The board of directors at Samsung Electronics has approved the appointment of Samsung heir Jay Y. Lee as Executive Chairman of the company.
The South Korean electronics giant cited the current uncertain global business environment and the pressing need for stronger accountability and business stability as its reasoning.
The appointment of Jay Y. Lee, aged 54, is a largely a symbolic move confirming that South Korea’s most valuable company will be officially run by the third generation of its founding family. Samsung was founded by Lee’s grandfather back in January 1969.
Jay Y. Lee has been the de facto head of the conglomerate since May 2014, after his father (Lee Kun-hee) then aged 72, suffered an incapacitating heart attack and lapsed into a coma.
Lee Kun-hee remained in a coma (retaining the Samsung chairman title) until he died in 2020, aged 78 years old.
Jay Y. Lee told over the running of the conglomerate, but he ran into trouble in 2017 when the South Korean prosecutor’s office accused Lee of bribery, embezzlement and perjury, relating to alleged bribes of a former president.
In August 2017 Lee was found guilty and sentenced to five years in prison, but this was later reduced to 2.5 years, which was suspended, meaning Lee was released from prison after one year’s detention.
But he was returned to prison in January 2021 after the case was returned to South Korea’s high court.
Seven months later Lee was released from prison in August 2021 on parole after serving 207 days in jail.
His release came amid concerns that without Lee’s presence major decisions were not being made at Samsung.
The US also argued his presence was vital to help ease the global semiconductor shortage, while the office of South Korean president Moon Jae-in cited the “severe crisis” caused by the Covid-19 pandemic.

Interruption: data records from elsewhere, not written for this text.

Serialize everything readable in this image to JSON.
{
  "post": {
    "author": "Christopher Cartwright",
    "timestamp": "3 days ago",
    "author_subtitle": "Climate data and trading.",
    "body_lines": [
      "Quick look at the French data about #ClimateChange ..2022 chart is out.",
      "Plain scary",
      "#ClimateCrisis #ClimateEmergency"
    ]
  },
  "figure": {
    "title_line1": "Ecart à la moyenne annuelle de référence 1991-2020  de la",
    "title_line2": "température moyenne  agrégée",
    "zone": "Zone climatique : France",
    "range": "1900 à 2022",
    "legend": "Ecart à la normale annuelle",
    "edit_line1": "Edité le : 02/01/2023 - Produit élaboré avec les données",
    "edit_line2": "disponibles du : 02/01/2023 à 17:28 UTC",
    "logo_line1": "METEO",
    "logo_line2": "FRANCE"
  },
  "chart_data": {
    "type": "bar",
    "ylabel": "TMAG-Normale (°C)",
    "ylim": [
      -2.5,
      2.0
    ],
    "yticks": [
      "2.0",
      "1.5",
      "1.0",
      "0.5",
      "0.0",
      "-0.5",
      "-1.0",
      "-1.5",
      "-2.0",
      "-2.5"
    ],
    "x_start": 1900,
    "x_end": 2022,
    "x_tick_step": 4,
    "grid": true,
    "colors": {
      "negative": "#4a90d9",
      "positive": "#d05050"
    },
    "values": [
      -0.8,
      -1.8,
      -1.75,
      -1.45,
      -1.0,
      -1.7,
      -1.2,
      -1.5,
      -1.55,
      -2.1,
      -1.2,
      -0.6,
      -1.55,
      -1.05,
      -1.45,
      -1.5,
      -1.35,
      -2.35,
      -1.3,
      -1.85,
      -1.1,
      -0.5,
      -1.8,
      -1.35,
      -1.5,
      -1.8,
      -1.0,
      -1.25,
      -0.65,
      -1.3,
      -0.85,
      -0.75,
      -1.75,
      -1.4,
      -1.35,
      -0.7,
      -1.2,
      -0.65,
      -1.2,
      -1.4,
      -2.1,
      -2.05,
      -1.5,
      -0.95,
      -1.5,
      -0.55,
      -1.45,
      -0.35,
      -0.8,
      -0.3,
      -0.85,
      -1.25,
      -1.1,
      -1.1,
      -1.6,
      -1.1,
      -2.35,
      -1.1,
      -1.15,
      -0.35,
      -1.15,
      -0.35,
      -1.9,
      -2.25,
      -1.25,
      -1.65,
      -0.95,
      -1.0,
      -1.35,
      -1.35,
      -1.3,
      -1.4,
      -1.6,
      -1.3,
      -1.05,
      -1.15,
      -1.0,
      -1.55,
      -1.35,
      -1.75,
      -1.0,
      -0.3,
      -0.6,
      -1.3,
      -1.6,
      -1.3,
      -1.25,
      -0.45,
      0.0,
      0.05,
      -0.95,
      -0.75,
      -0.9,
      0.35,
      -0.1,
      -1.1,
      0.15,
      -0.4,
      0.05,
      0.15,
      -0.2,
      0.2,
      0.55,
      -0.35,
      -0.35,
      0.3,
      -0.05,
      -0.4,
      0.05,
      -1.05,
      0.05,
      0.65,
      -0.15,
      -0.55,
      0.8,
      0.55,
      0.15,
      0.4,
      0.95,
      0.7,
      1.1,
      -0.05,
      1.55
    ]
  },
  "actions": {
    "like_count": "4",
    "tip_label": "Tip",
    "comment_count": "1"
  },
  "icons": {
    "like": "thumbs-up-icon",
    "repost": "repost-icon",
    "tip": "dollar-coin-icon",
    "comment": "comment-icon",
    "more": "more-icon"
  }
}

However civic groups in August 2021 criticised Lee’s parole as another sign that the leniency shown to the country’s business elite undermines the rule of law.
A year late in August 2022, President Yoon Suk-yeol granted a pardon to Lee, citing Samsung’s importance to the economy.
The presidential pardon opened the door for Lee to take up leadership of the conglomerate, which in South Korea is known as chaebol (the country’s business sector is dominated a number of such chaebols).
The appointment of Lee at Samsung comes as the tech giant faces a sharp downturn in worldwide tech demand, as household budgets and consumer spending is squeezed by rising interest rates, soaring inflation, and a gloomy economic outlook.
On Thursday Samsung posted a 31 percent drop in third-quarter profit and warned that geopolitical uncertainties was likely to dampen demand until early 2023.